You've finally gotten away from the office to enjoy a few days of rest and relaxation at a sunny seaside villa. The air is warm, the drinks are cold, and the accommodations are top-notch. It's only too bad you can't take it all home with you at the end of the week!

But, that's just the thing: Travel products like cruises, hotels, and casinos, among other components of the hospitality industry, are produced and consumed simultaneously. You can't separate the service from its provider. Sure, you can swipe a few bottles of shampoo from your hotel bathroom, but you can't take the entire cruise ship home with you. This is the difference from tangible products like a new computer or sofa that you buy and then enjoy at home. In marketing, this concept is known as service inseparability.

What Is Service Inseparability?

Service inseparability means that the production and consumption of a service can't be separated from the provider of that service. It also requires that a customer is physically participating in the consumption of the service.

So that means every part of the experience is tied together.
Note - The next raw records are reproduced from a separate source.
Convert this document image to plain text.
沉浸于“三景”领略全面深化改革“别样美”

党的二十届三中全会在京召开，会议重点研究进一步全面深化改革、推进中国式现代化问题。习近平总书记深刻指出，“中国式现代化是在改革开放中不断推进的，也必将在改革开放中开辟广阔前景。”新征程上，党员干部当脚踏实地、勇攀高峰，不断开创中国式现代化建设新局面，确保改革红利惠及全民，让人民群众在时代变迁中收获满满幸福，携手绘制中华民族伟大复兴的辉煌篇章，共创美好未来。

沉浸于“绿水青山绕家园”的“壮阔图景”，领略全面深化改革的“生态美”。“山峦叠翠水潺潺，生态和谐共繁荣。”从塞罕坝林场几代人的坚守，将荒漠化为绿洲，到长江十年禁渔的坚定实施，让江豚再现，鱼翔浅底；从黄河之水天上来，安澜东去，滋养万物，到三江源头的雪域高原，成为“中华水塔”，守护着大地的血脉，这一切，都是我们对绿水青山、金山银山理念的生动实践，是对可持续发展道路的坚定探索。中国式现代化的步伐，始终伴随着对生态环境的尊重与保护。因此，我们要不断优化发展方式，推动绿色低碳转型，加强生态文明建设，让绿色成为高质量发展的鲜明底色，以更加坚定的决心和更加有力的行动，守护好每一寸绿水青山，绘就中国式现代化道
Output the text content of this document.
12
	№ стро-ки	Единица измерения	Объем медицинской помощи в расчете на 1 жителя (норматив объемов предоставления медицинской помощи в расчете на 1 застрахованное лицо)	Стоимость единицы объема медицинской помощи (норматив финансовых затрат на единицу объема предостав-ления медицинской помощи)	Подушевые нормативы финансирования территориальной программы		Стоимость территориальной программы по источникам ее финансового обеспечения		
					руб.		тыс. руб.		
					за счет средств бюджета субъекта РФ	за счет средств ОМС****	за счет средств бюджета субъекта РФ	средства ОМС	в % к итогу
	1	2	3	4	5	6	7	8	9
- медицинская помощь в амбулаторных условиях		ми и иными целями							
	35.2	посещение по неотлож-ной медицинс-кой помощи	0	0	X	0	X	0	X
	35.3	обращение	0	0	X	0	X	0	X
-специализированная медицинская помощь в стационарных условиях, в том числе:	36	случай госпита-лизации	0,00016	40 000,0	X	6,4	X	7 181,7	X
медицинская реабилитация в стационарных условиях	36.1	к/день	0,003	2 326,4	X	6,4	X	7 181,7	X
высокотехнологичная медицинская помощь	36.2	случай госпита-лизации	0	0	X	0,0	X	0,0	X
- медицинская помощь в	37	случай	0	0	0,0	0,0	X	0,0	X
A customer can't separate the consumption of the service they've purchased (like a hotel stay) from the provider (the hotel itself, the housekeeping staff, the front desk workers, customer service representatives, etc.). Literally, all the pieces in this type of scenario are joined and help determine the customer's overall satisfaction.

Consider this: If you stayed in a beautiful hotel with great food and good housekeeping services, but the front desk staff was rude and inconsiderate, it might taint your entire experience. Why? Because customers associate the provider of the service as one and the same with the service itself.